Across the top of the gel display are several buttons. Save is used to save the gel image to the lab book. This button is only active when the UV light is on. The UV button turns on the UV light to expose the marker dye. When the UV light is on a Pipet icon will also be available. This icon is used to pick up the pipet and extract a DNA sample from the separated bands for further amplification. Lastly, on the right is a Horizontal Tool that can be used to measure or estimate the mass of any bands on the gel. This is done by clicking on the icon and then dragging the horizontal tool down the gel. The right hand side of the gel is used to display the estimated mass.
Power Supply. The power supply is used to control the voltage and the time the voltage is
applied to the gel experiment. The main power button is located next to the voltage leads, and the LCD screen allows you to set the duration, the voltage, and displays the time remaining on the experiment. The On/Off button is used to actually apply the voltage to the gel, and the voltage will turn off automatically after the specified time has elapsed.

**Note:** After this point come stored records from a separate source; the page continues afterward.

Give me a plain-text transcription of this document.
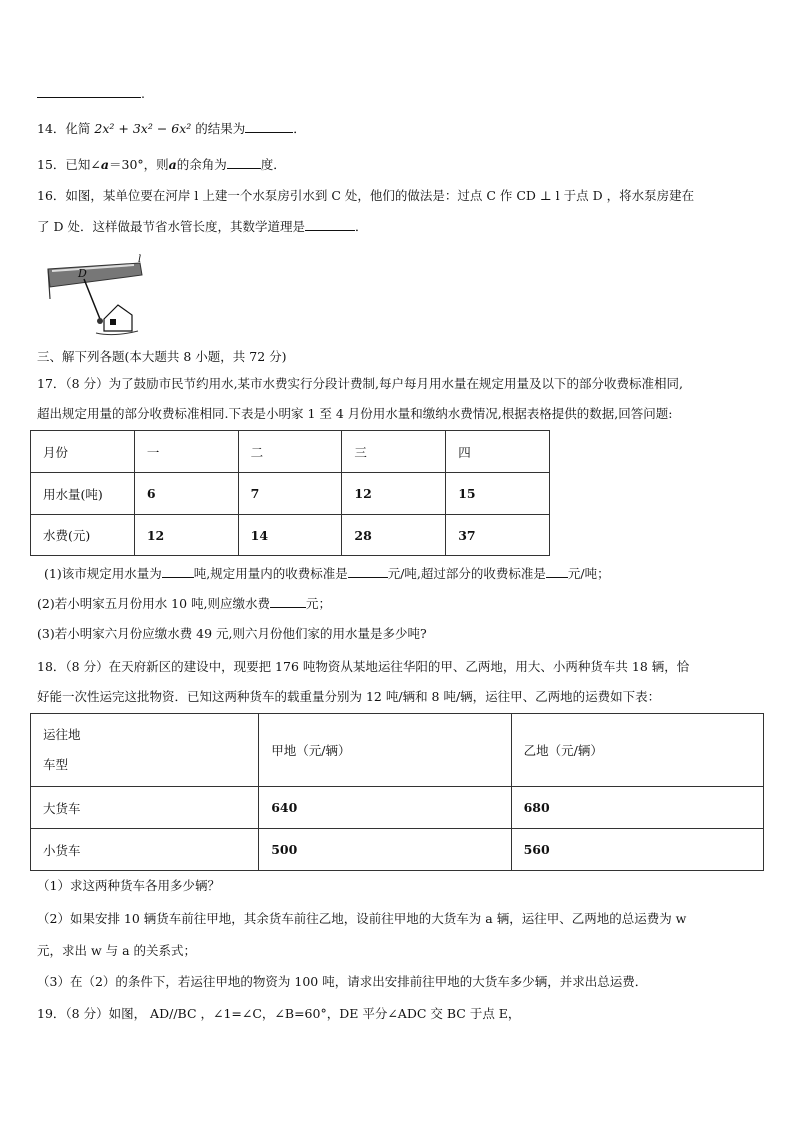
.
14．化简 2x² + 3x² − 6x² 的结果为	．
15．已知∠a＝30°，则a的余角为	度．
16．如图，某单位要在河岸 l 上建一个水泵房引水到 C 处，他们的做法是：过点 C 作 CD ⊥ l 于点 D ，将水泵房建在
了 D 处．这样做最节省水管长度，其数学道理是	．
D
l
三、解下列各题(本大题共 8 小题，共 72 分)
17．（8 分）为了鼓励市民节约用水,某市水费实行分段计费制,每户每月用水量在规定用量及以下的部分收费标准相同,
超出规定用量的部分收费标准相同.下表是小明家 1 至 4 月份用水量和缴纳水费情况,根据表格提供的数据,回答问题:
月份	一	二	三	四
用水量(吨)	6	7	12	15
水费(元)	12	14	28	37
(1)该市规定用水量为	吨,规定用量内的收费标准是	元/吨,超过部分的收费标准是 元/吨；
(2)若小明家五月份用水 10 吨,则应缴水费	元；
(3)若小明家六月份应缴水费 49 元,则六月份他们家的用水量是多少吨?
18．（8 分）在天府新区的建设中，现要把 176 吨物资从某地运往华阳的甲、乙两地，用大、小两种货车共 18 辆，恰
好能一次性运完这批物资．已知这两种货车的载重量分别为 12 吨/辆和 8 吨/辆，运往甲、乙两地的运费如下表：
运往地
车型	甲地（元/辆）	乙地（元/辆）
大货车	640	680
小货车	500	560
（1）求这两种货车各用多少辆？
（2）如果安排 10 辆货车前往甲地，其余货车前往乙地，设前往甲地的大货车为 a 辆，运往甲、乙两地的总运费为 w
元，求出 w 与 a 的关系式；
（3）在（2）的条件下，若运往甲地的物资为 100 吨，请求出安排前往甲地的大货车多少辆，并求出总运费．
19．（8 分）如图， AD//BC ，∠1=∠C，∠B=60°，DE 平分∠ADC 交 BC 于点 E，
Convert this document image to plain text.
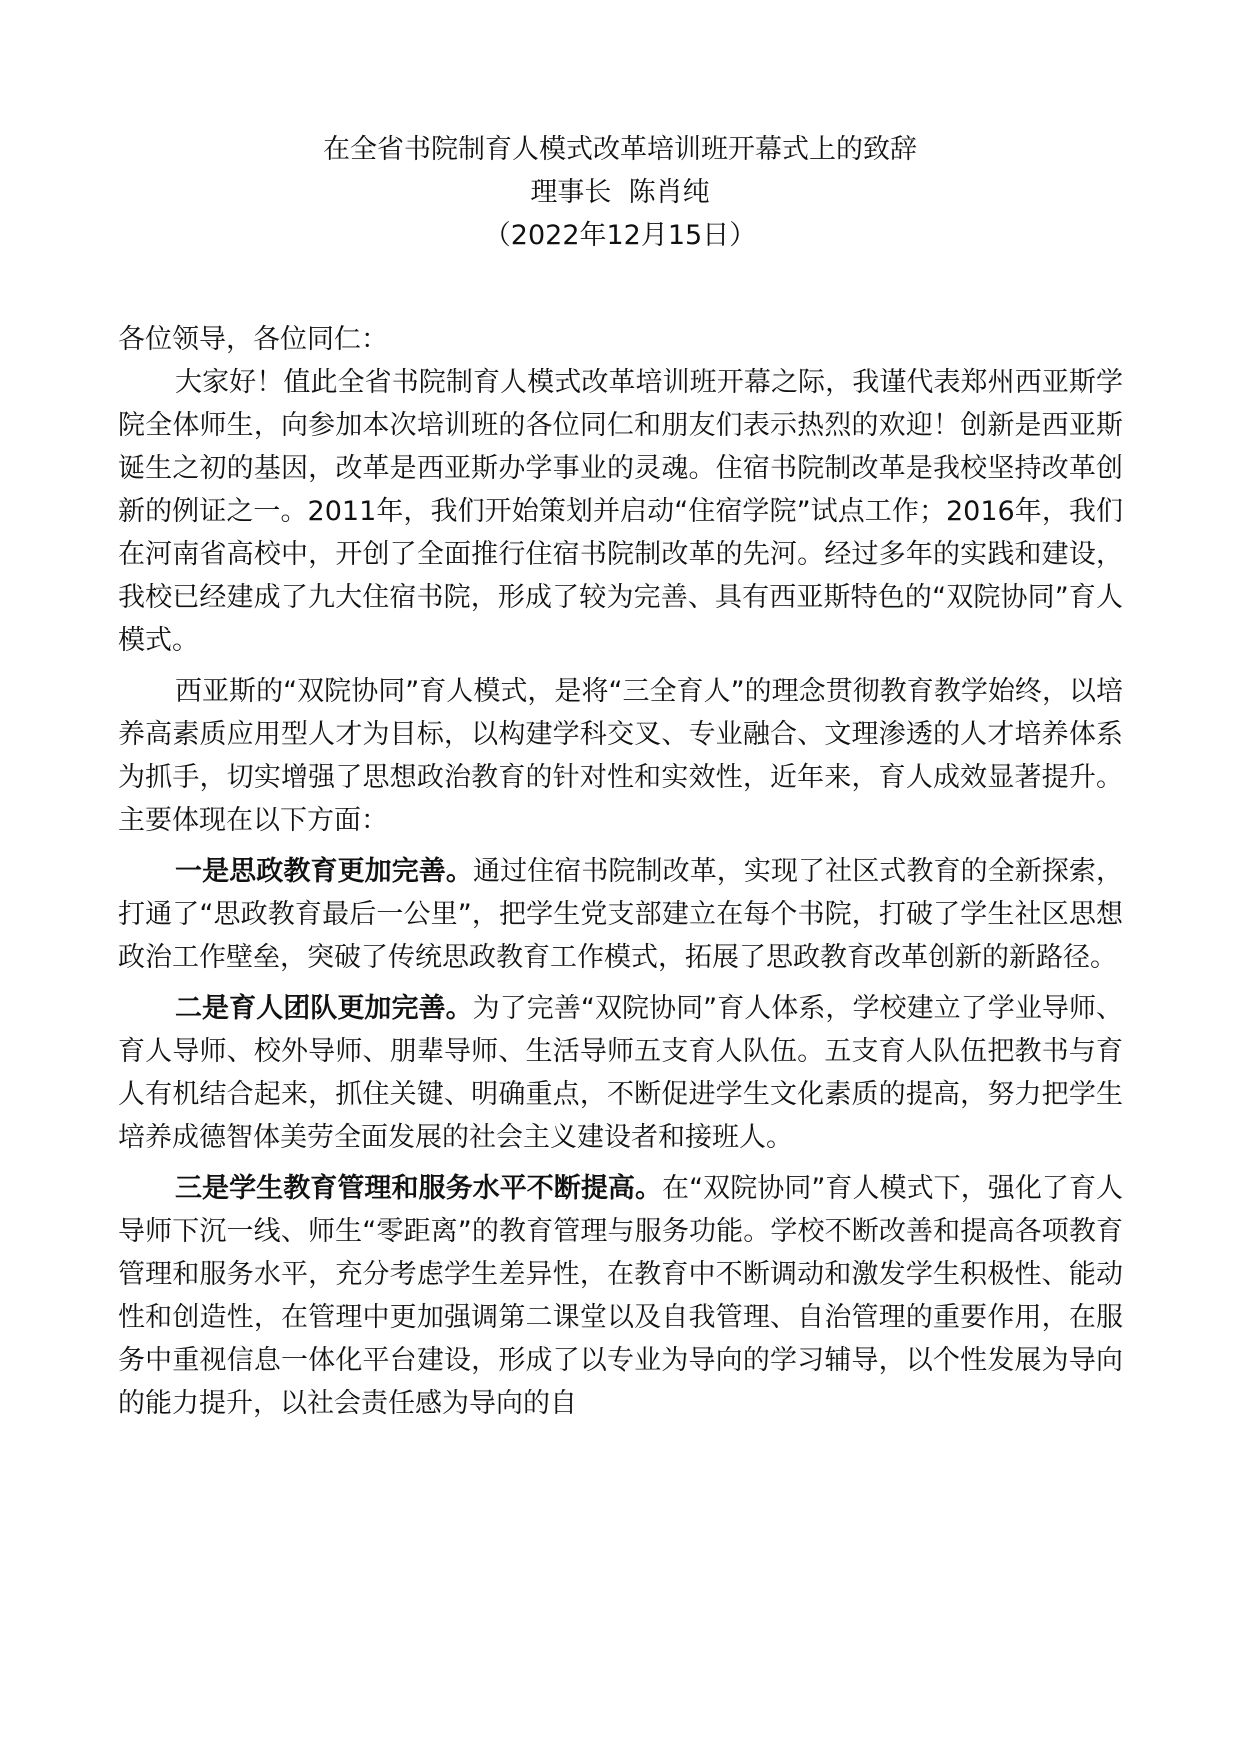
在全省书院制育人模式改革培训班开幕式上的致辞
理事长  陈肖纯
（2022年12月15日）

各位领导，各位同仁：

大家好！值此全省书院制育人模式改革培训班开幕之际，我谨代表郑州西亚斯学院全体师生，向参加本次培训班的各位同仁和朋友们表示热烈的欢迎！创新是西亚斯诞生之初的基因，改革是西亚斯办学事业的灵魂。住宿书院制改革是我校坚持改革创新的例证之一。2011年，我们开始策划并启动“住宿学院”试点工作；2016年，我们在河南省高校中，开创了全面推行住宿书院制改革的先河。经过多年的实践和建设，我校已经建成了九大住宿书院，形成了较为完善、具有西亚斯特色的“双院协同”育人模式。

西亚斯的“双院协同”育人模式，是将“三全育人”的理念贯彻教育教学始终，以培养高素质应用型人才为目标，以构建学科交叉、专业融合、文理渗透的人才培养体系为抓手，切实增强了思想政治教育的针对性和实效性，近年来，育人成效显著提升。主要体现在以下方面：

一是思政教育更加完善。通过住宿书院制改革，实现了社区式教育的全新探索，打通了“思政教育最后一公里”，把学生党支部建立在每个书院，打破了学生社区思想政治工作壁垒，突破了传统思政教育工作模式，拓展了思政教育改革创新的新路径。

二是育人团队更加完善。为了完善“双院协同”育人体系，学校建立了学业导师、育人导师、校外导师、朋辈导师、生活导师五支育人队伍。五支育人队伍把教书与育人有机结合起来，抓住关键、明确重点，不断促进学生文化素质的提高，努力把学生培养成德智体美劳全面发展的社会主义建设者和接班人。

三是学生教育管理和服务水平不断提高。在“双院协同”育人模式下，强化了育人导师下沉一线、师生“零距离”的教育管理与服务功能。学校不断改善和提高各项教育管理和服务水平，充分考虑学生差异性，在教育中不断调动和激发学生积极性、能动性和创造性，在管理中更加强调第二课堂以及自我管理、自治管理的重要作用，在服务中重视信息一体化平台建设，形成了以专业为导向的学习辅导，以个性发展为导向的能力提升，以社会责任感为导向的自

Sequencer. Sequencers are used to determine the DNA sequence of the amplified product. Actual DNA sequencers are sophisticated pieces of equipment and require a unique set of reagents. The virtual automatic sequencer used in the molecular laboratory is completely automated and requires only that the student has amplified enough product to provide a sufficient quantity for the sequencer reactions. A sample is loaded into the sequencer by clicking on and dragging a sample tube over to the sequencer drawer, holding over the drawer until it opens, and then dropping the tube on to the tube holder. Clicking on the drawer closes it and initializes the instrument for a sequencer run.
The sequencer controls are in Live Data. The sequencer section displays the results of the sequencer run in real time. Clicking on the Start button starts a sequencer run and it can be stopped at any time by clicking on the Stop button, although the run will automatically terminate when the end of the sequence has been reached. Note that the sequencer produces a base pair every 30 seconds so it may appear that the sequencer is not working. It will be convenient to use the laboratory clock to advance the time since sequencer runs can take many hours.

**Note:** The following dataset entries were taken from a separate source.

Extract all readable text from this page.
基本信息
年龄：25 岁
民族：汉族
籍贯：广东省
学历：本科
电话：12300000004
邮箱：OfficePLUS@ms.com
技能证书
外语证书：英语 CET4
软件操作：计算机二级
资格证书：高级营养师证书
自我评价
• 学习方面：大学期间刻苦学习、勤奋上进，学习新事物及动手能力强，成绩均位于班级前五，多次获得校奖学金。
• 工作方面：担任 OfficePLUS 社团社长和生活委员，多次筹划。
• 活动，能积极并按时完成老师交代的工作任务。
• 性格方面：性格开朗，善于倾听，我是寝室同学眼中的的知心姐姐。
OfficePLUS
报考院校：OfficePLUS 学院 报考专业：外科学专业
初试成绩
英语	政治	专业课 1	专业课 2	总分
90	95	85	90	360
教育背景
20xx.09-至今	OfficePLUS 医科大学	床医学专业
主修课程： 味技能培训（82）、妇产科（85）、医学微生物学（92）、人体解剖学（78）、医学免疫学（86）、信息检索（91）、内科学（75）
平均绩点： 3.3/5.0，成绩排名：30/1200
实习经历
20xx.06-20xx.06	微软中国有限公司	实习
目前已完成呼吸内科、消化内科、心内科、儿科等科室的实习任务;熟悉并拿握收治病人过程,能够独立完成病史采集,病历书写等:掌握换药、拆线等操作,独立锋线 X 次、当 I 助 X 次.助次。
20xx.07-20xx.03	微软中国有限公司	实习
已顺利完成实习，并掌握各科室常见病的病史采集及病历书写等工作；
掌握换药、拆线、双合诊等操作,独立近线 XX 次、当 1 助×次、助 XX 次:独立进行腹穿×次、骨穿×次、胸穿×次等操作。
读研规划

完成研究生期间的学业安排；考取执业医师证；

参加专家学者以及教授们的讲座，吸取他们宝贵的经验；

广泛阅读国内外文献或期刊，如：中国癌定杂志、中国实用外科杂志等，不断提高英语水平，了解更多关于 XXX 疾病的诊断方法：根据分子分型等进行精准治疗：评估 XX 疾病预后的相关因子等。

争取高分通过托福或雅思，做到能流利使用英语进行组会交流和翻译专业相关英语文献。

After one or more sequences have been determined and are displayed in the sequencer window, other functions are also available. A sequence is selected by clicking on the sequence, which then activates the Save button and allows the student to
enter a name for the sequence. Clicking on the Save button saves the sequence to the lab book for further analysis. The lab book icon is used to indicate if the sequence has been saved to the lab book. An alignment tool is also available in the upper right corner of the window. This tool can be used to check for similarities in the sequence for a list of sequences. The Zoom button opens up a window with the sequences to allow for comparison and analysis of the sequences.
Presets. The list of Lab Presets is a set of preset molecular biology experiments that are already predefined and ready to run. Clicking on the preset will clear the laboratory and launch the preset.